Word for the Week
Short reflections on Bible passages, with a frontline focus...
But you, Bethlehem Ephrathah,
though you are small among the clans Judah,
out of you will come for me one who will be ruler over Israel,
whose origins are from of old, from ancient times.
Last week, my husband, son, and I felt so happy to be able to meet with our best friends after weeks of just being able to chat over Zoom dinners. Only allowed to meet outdoors, off we trotted to my local zoo’s light festival, complete with our Christmas hats and matching Rudolf masks. As I entered the zoo illuminated with the vibrant colours of the rainbow, I was reminded of how God sealed his promise with a rainbow in Genesis 9. In this sign of hope, God didn’t say we won’t experience storms, but he did promise that he’d be with us in them.
During Advent, as Christians we immerse ourselves in a season of expectation, a time of waiting and preparation as we look back at the first coming of Jesus as a baby and look forward to his second coming. We don’t know when Christ will return but we do know waiting allows us the opportunity to ready ourselves.
The message of Micah, like that of the prophets before him, isn’t pleasant or popular. God knows his people’s sins of social injustice, exploitation, and oppression. Micah declares that judgement will be swift and severe, and the nation will need to experience destruction and captivity. But in the midst of this, Micah offers a word of hope.
A divine deliverer is coming and, when he does, justice will prevail. Righteousness will be truly understood as a way of life where the most vulnerable and oppressed have God’s special attention. This Messiah will emerge from the small and obscure Bethlehem to be ‘ruler over Israel’.
It can be uncomfortable waiting with hope. Yet as we approach Christmas in the midst of a global pandemic, we have a unique opportunity in this uncertain time to create a chance to pause, acknowledge the difficulties and anxieties of this year, and seek God’s direction.

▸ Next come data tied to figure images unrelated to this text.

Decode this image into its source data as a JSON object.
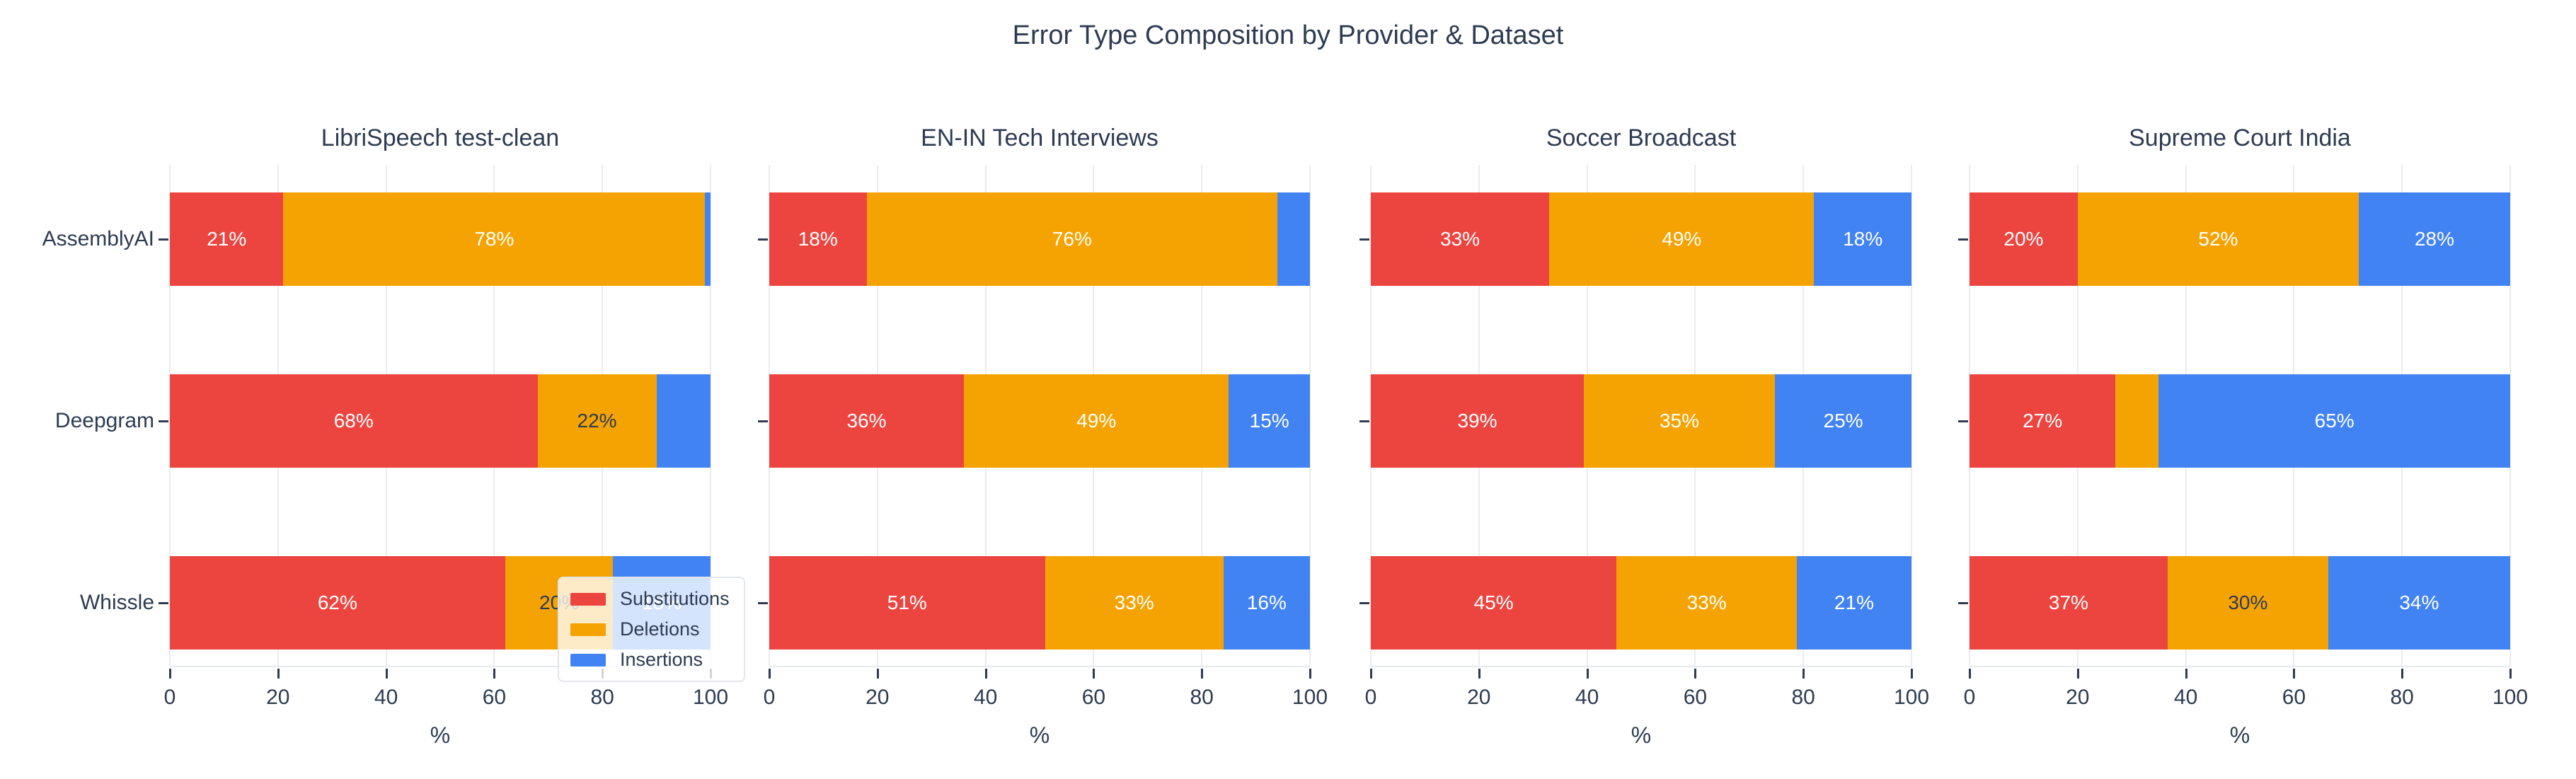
{
  "title": "Error Type Composition by Provider & Dataset",
  "colors": {
    "substitutions": "#EC4540",
    "deletions": "#F5A302",
    "insertions": "#4283F4",
    "text_dark": "#2E3B52",
    "text_light": "#FFFFFF",
    "grid": "#EBECF0",
    "axis_line": "#E6E8EC"
  },
  "legend": {
    "items": [
      {
        "label": "Substitutions",
        "color_key": "substitutions"
      },
      {
        "label": "Deletions",
        "color_key": "deletions"
      },
      {
        "label": "Insertions",
        "color_key": "insertions"
      }
    ]
  },
  "x_axis": {
    "ticks": [
      "0",
      "20",
      "40",
      "60",
      "80",
      "100"
    ],
    "title": "%"
  },
  "providers": [
    "AssemblyAI",
    "Deepgram",
    "Whissle"
  ],
  "chart_data": {
    "type": "bar",
    "orientation": "horizontal",
    "stacked": true,
    "unit": "%",
    "xlim": [
      0,
      100
    ],
    "grid": true,
    "legend_position": "overlay bottom-right of first subplot",
    "series_names": [
      "Substitutions",
      "Deletions",
      "Insertions"
    ],
    "subplots": [
      {
        "title": "LibriSpeech test-clean",
        "rows": [
          {
            "provider": "AssemblyAI",
            "segments": [
              {
                "series": "Substitutions",
                "value": 21,
                "label": "21%",
                "label_color": "light"
              },
              {
                "series": "Deletions",
                "value": 78,
                "label": "78%",
                "label_color": "light"
              },
              {
                "series": "Insertions",
                "value": 1,
                "label": null,
                "label_color": "light"
              }
            ]
          },
          {
            "provider": "Deepgram",
            "segments": [
              {
                "series": "Substitutions",
                "value": 68,
                "label": "68%",
                "label_color": "light"
              },
              {
                "series": "Deletions",
                "value": 22,
                "label": "22%",
                "label_color": "dark"
              },
              {
                "series": "Insertions",
                "value": 10,
                "label": null,
                "label_color": "light"
              }
            ]
          },
          {
            "provider": "Whissle",
            "segments": [
              {
                "series": "Substitutions",
                "value": 62,
                "label": "62%",
                "label_color": "light"
              },
              {
                "series": "Deletions",
                "value": 20,
                "label": "20%",
                "label_color": "dark"
              },
              {
                "series": "Insertions",
                "value": 18,
                "label": "18%",
                "label_color": "light"
              }
            ]
          }
        ]
      },
      {
        "title": "EN-IN Tech Interviews",
        "rows": [
          {
            "provider": "AssemblyAI",
            "segments": [
              {
                "series": "Substitutions",
                "value": 18,
                "label": "18%",
                "label_color": "light"
              },
              {
                "series": "Deletions",
                "value": 76,
                "label": "76%",
                "label_color": "light"
              },
              {
                "series": "Insertions",
                "value": 6,
                "label": null,
                "label_color": "light"
              }
            ]
          },
          {
            "provider": "Deepgram",
            "segments": [
              {
                "series": "Substitutions",
                "value": 36,
                "label": "36%",
                "label_color": "light"
              },
              {
                "series": "Deletions",
                "value": 49,
                "label": "49%",
                "label_color": "light"
              },
              {
                "series": "Insertions",
                "value": 15,
                "label": "15%",
                "label_color": "light"
              }
            ]
          },
          {
            "provider": "Whissle",
            "segments": [
              {
                "series": "Substitutions",
                "value": 51,
                "label": "51%",
                "label_color": "light"
              },
              {
                "series": "Deletions",
                "value": 33,
                "label": "33%",
                "label_color": "light"
              },
              {
                "series": "Insertions",
                "value": 16,
                "label": "16%",
                "label_color": "light"
              }
            ]
          }
        ]
      },
      {
        "title": "Soccer Broadcast",
        "rows": [
          {
            "provider": "AssemblyAI",
            "segments": [
              {
                "series": "Substitutions",
                "value": 33,
                "label": "33%",
                "label_color": "light"
              },
              {
                "series": "Deletions",
                "value": 49,
                "label": "49%",
                "label_color": "light"
              },
              {
                "series": "Insertions",
                "value": 18,
                "label": "18%",
                "label_color": "light"
              }
            ]
          },
          {
            "provider": "Deepgram",
            "segments": [
              {
                "series": "Substitutions",
                "value": 39,
                "label": "39%",
                "label_color": "light"
              },
              {
                "series": "Deletions",
                "value": 35,
                "label": "35%",
                "label_color": "light"
              },
              {
                "series": "Insertions",
                "value": 25,
                "label": "25%",
                "label_color": "light"
              }
            ]
          },
          {
            "provider": "Whissle",
            "segments": [
              {
                "series": "Substitutions",
                "value": 45,
                "label": "45%",
                "label_color": "light"
              },
              {
                "series": "Deletions",
                "value": 33,
                "label": "33%",
                "label_color": "light"
              },
              {
                "series": "Insertions",
                "value": 21,
                "label": "21%",
                "label_color": "light"
              }
            ]
          }
        ]
      },
      {
        "title": "Supreme Court India",
        "rows": [
          {
            "provider": "AssemblyAI",
            "segments": [
              {
                "series": "Substitutions",
                "value": 20,
                "label": "20%",
                "label_color": "light"
              },
              {
                "series": "Deletions",
                "value": 52,
                "label": "52%",
                "label_color": "light"
              },
              {
                "series": "Insertions",
                "value": 28,
                "label": "28%",
                "label_color": "light"
              }
            ]
          },
          {
            "provider": "Deepgram",
            "segments": [
              {
                "series": "Substitutions",
                "value": 27,
                "label": "27%",
                "label_color": "light"
              },
              {
                "series": "Deletions",
                "value": 8,
                "label": null,
                "label_color": "light"
              },
              {
                "series": "Insertions",
                "value": 65,
                "label": "65%",
                "label_color": "light"
              }
            ]
          },
          {
            "provider": "Whissle",
            "segments": [
              {
                "series": "Substitutions",
                "value": 37,
                "label": "37%",
                "label_color": "light"
              },
              {
                "series": "Deletions",
                "value": 30,
                "label": "30%",
                "label_color": "dark"
              },
              {
                "series": "Insertions",
                "value": 34,
                "label": "34%",
                "label_color": "light"
              }
            ]
          }
        ]
      }
    ]
  }
}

Many of us know the carol,
O little town of Bethlehem, how still we see thee lie…
Yet in thy dark streets shineth the everlasting light.
The hopes and fears of all the years are met in thee tonight.
What might those hopes and fears mean to you this year? What are the hopes and fears for the people you meet every day, colleagues at work, friends at school or university… the most vulnerable in your communities? In what ways can you illuminate Christ’s light and help them realise that their hopes and fears are met in Jesus?